When they get back to the blanket, Rachel is sitting up. “Time to count heads,” she says. “Jimmy, Thomas, all right. And there’s Carrie and Charles digging a hole to God knows where.” She stands and waves, calling their names.
Joan stands up. “Your hair’s wet,” she says to Jimmy. “Did you go all the way in like I told you not to?”
“I just lay down in the surf at the edge,” says Jimmy. “It couldn’t pull me in.”
Joan frowns as she rubs his hair with a towel. Sally fears an edge of anger coming, but Joan just says, “Well, I hope not.”
They pack up and reverse their arrival, the caravan across the beach, the children walking slowly, damp and sandy, the mothers silent, having said everything Sally missed when she was on the rock with Tina. Tina lags behind, dragging the blanket, and Sally comes last of all, carrying the empty camera, the film rolled up in the pocket of her beach jacket.
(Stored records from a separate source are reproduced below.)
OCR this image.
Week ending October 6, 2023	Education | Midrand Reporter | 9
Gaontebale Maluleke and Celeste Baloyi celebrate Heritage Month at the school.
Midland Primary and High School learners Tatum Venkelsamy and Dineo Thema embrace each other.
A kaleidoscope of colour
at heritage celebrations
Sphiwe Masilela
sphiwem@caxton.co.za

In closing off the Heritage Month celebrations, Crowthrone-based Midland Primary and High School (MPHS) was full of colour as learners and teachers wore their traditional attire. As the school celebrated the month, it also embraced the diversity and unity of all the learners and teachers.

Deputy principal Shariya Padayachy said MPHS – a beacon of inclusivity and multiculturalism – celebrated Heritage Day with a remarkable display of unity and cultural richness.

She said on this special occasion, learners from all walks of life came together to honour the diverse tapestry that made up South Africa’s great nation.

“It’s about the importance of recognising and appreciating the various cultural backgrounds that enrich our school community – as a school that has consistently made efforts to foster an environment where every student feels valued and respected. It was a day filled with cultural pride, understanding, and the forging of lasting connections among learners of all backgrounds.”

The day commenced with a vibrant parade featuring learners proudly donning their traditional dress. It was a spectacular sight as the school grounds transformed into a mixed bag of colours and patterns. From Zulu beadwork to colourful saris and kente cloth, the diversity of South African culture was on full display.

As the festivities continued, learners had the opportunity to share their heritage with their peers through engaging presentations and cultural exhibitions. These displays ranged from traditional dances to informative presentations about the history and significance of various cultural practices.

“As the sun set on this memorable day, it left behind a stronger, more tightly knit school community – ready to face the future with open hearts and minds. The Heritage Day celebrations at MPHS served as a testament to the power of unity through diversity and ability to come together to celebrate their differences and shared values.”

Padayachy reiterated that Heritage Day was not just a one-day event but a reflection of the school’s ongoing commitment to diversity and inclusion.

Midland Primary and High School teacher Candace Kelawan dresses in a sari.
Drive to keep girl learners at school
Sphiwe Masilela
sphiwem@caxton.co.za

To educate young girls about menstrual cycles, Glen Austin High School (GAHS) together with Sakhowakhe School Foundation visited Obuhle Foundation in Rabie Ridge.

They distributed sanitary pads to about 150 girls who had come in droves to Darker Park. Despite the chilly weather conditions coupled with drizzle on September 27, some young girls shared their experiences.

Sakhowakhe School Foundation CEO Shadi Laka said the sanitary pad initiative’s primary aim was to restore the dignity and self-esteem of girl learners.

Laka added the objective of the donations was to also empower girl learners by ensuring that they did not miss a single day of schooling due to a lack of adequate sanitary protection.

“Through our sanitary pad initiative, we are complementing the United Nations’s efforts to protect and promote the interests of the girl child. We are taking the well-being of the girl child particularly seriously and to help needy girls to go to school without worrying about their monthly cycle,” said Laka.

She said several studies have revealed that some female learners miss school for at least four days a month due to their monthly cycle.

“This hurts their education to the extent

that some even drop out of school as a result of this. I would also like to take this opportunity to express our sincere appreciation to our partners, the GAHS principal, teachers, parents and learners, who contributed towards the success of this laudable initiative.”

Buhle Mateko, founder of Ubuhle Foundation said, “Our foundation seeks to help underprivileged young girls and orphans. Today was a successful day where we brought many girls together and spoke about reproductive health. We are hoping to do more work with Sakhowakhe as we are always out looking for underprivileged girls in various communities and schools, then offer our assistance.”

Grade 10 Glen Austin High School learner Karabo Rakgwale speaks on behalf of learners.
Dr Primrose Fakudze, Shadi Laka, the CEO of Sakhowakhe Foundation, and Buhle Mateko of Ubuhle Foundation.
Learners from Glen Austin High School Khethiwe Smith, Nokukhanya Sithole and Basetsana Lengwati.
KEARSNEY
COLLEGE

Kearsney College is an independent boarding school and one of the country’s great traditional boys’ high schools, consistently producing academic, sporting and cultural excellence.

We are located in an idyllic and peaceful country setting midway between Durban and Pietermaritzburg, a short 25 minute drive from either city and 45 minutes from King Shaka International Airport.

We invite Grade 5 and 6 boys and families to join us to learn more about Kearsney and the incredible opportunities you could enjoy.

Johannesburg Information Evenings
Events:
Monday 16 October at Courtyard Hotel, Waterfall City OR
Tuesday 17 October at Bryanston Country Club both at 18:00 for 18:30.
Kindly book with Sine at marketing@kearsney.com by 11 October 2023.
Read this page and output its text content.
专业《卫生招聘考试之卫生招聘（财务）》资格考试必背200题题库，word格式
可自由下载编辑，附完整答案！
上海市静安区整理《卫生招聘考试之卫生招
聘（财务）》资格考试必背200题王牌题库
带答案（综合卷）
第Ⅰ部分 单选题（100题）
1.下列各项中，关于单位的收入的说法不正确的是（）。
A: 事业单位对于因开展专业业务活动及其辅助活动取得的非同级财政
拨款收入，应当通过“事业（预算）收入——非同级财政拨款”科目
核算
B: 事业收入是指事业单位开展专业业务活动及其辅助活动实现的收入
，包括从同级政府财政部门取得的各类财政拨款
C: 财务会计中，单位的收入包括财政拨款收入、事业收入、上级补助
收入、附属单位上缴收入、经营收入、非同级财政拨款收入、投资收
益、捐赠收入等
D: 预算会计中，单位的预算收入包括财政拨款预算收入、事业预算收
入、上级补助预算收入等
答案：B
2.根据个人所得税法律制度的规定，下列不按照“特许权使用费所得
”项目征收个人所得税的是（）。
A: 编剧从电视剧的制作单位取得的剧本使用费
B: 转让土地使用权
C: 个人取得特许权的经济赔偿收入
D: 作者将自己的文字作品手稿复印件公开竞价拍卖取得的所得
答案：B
She looks through the viewfinder, imagining what she sees there is simple, flat, black and white, but it doesn’t work. Instead, she sees everything exposed: sunlight flashing off car mirrors and dented bumpers, the colorful glitter of ripped candy wrappers on the ground, a seagull poking at a red and white soda can, while another pecks at an empty white, blue, and red box of cracker jacks. She wishes it would all wash away so the pristine morning could return. When she catches the toe of her sandal in a crack in the pavement of the parking lot, she almost trips.
“Watch it!” Joan calls to her.
But she’s afraid of what she might see beneath the day’s clutter if she watches too closely.